11. Un différend relatif à une plus-value imposable suivant le régime des plus-values immobilières des particuliers, prévu aux articles 150 U et suivant du code général des impôts alors en vigueur, comme c'est le cas en l'espèce, n'est pas au nombre de ceux dont la commission départementale des impôts directs et du chiffre d'affaires est compétente pour connaître. Il suit de là que le moyen tiré de ce que l'administration aurait entaché d'irrégularité la procédure d'imposition suivie à son encontre, en tant qu'elle a refusé de saisir la commission départementale des impôts directs et des taxes sur le chiffre d'affaires, ne peut qu'être écarté.

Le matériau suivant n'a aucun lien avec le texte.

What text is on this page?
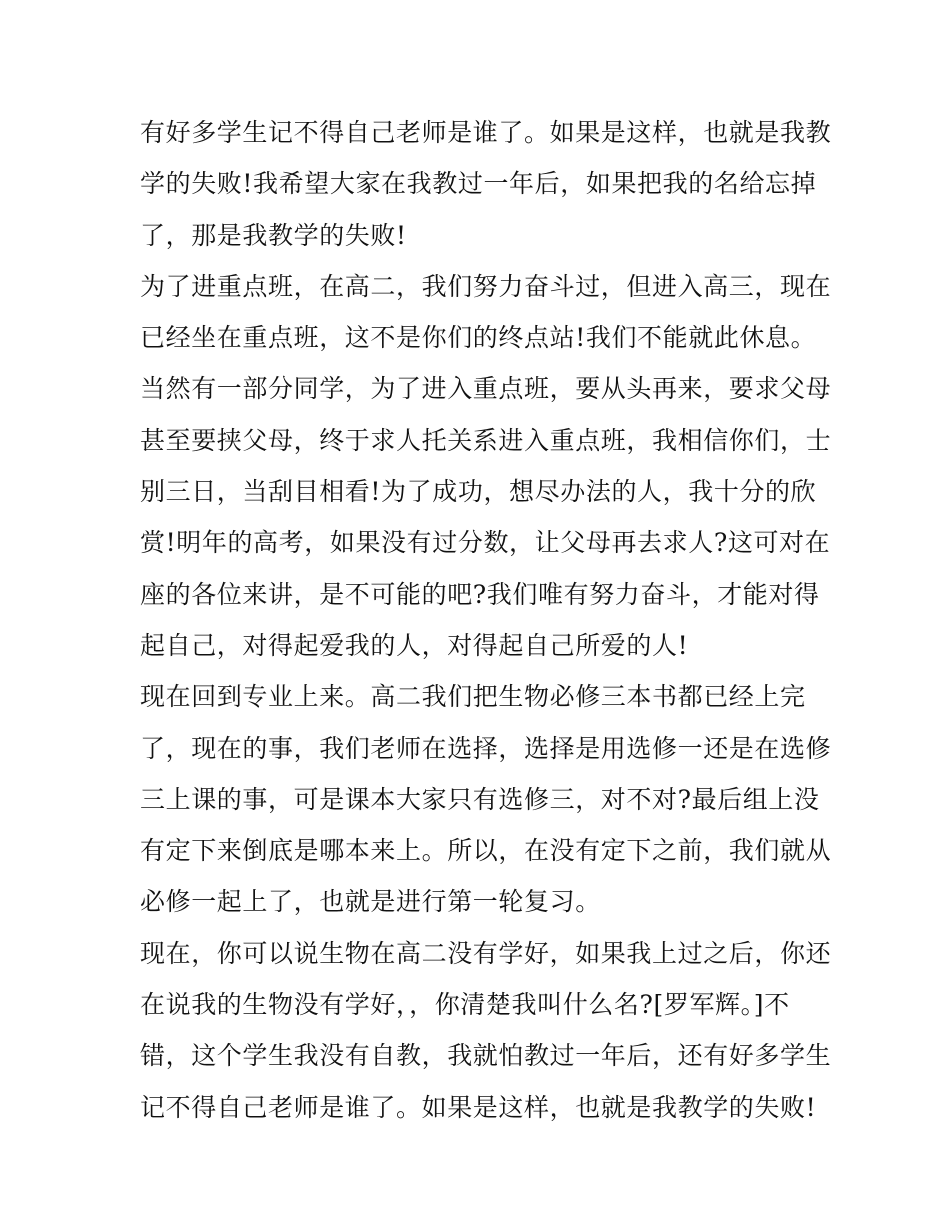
有好多学生记不得自己老师是谁了。如果是这样，也就是我教
学的失败!我希望大家在我教过一年后，如果把我的名给忘掉
了，那是我教学的失败!
为了进重点班，在高二，我们努力奋斗过，但进入高三，现在
已经坐在重点班，这不是你们的终点站!我们不能就此休息。
当然有一部分同学，为了进入重点班，要从头再来，要求父母
甚至要挟父母，终于求人托关系进入重点班，我相信你们，士
别三日，当刮目相看!为了成功，想尽办法的人，我十分的欣
赏!明年的高考，如果没有过分数，让父母再去求人?这可对在
座的各位来讲，是不可能的吧?我们唯有努力奋斗，才能对得
起自己，对得起爱我的人，对得起自己所爱的人!
现在回到专业上来。高二我们把生物必修三本书都已经上完
了，现在的事，我们老师在选择，选择是用选修一还是在选修
三上课的事，可是课本大家只有选修三，对不对?最后组上没
有定下来倒底是哪本来上。所以，在没有定下之前，我们就从
必修一起上了，也就是进行第一轮复习。
现在，你可以说生物在高二没有学好，如果我上过之后，你还
在说我的生物没有学好，，你清楚我叫什么名?[罗军辉。]不
错，这个学生我没有自教，我就怕教过一年后，还有好多学生
记不得自己老师是谁了。如果是这样，也就是我教学的失败!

12. Il résulte de toute ce qui précède que les conclusions présentées par M. B tendant à la décharge des cotisations supplémentaires d'impôts sur le revenu, de prélèvements sociaux et de contribution exceptionnelle sur les hauts revenus mis à sa charge au titre de l'année 2014, pour un montant global de 1 182 955 euros en droits, intérêts de retard et majoration, ne peuvent qu'être rejetées.

Sur les frais du litige :

13. Les dispositions de l'article L. 761-1 du code de justice administrative font obstacle à ce que l'Etat qui n'a pas, dans la présente instance, la qualité de partie perdante, verse à M. B la somme qu'il réclame au titre des frais exposés par lui et non compris dans les dépens.

D E C I D E :

Article 1er : La requête de M. B est rejetée.

Article 2 : Le présent jugement sera notifié à M. A B et à l'administrateur chargé de la direction nationale des vérifications de situations fiscales.

Délibéré après l'audience du 4 avril 2024, à laquelle siégeaient :

- M. Ouardes, président,

- Mme Fejérdy, première conseillère,

- M. de Miguel, premier conseiller,

Rendu public par mise à disposition au greffe le 25 avril 2024.

Le rapporteur,

F-X de MiguelLe président,

P. Ouardes

La greffière,

C. Benoit-Lamaitrie

La République mande et ordonne au ministre de l'économie, des finances et de la souveraineté industrielle et numérique, en ce qui le concerne, ou à tous commissaires de justice à ce requis, en ce qui concerne les voies de droit commun contre les parties privées, de pourvoir à l'exécution de la présente décision.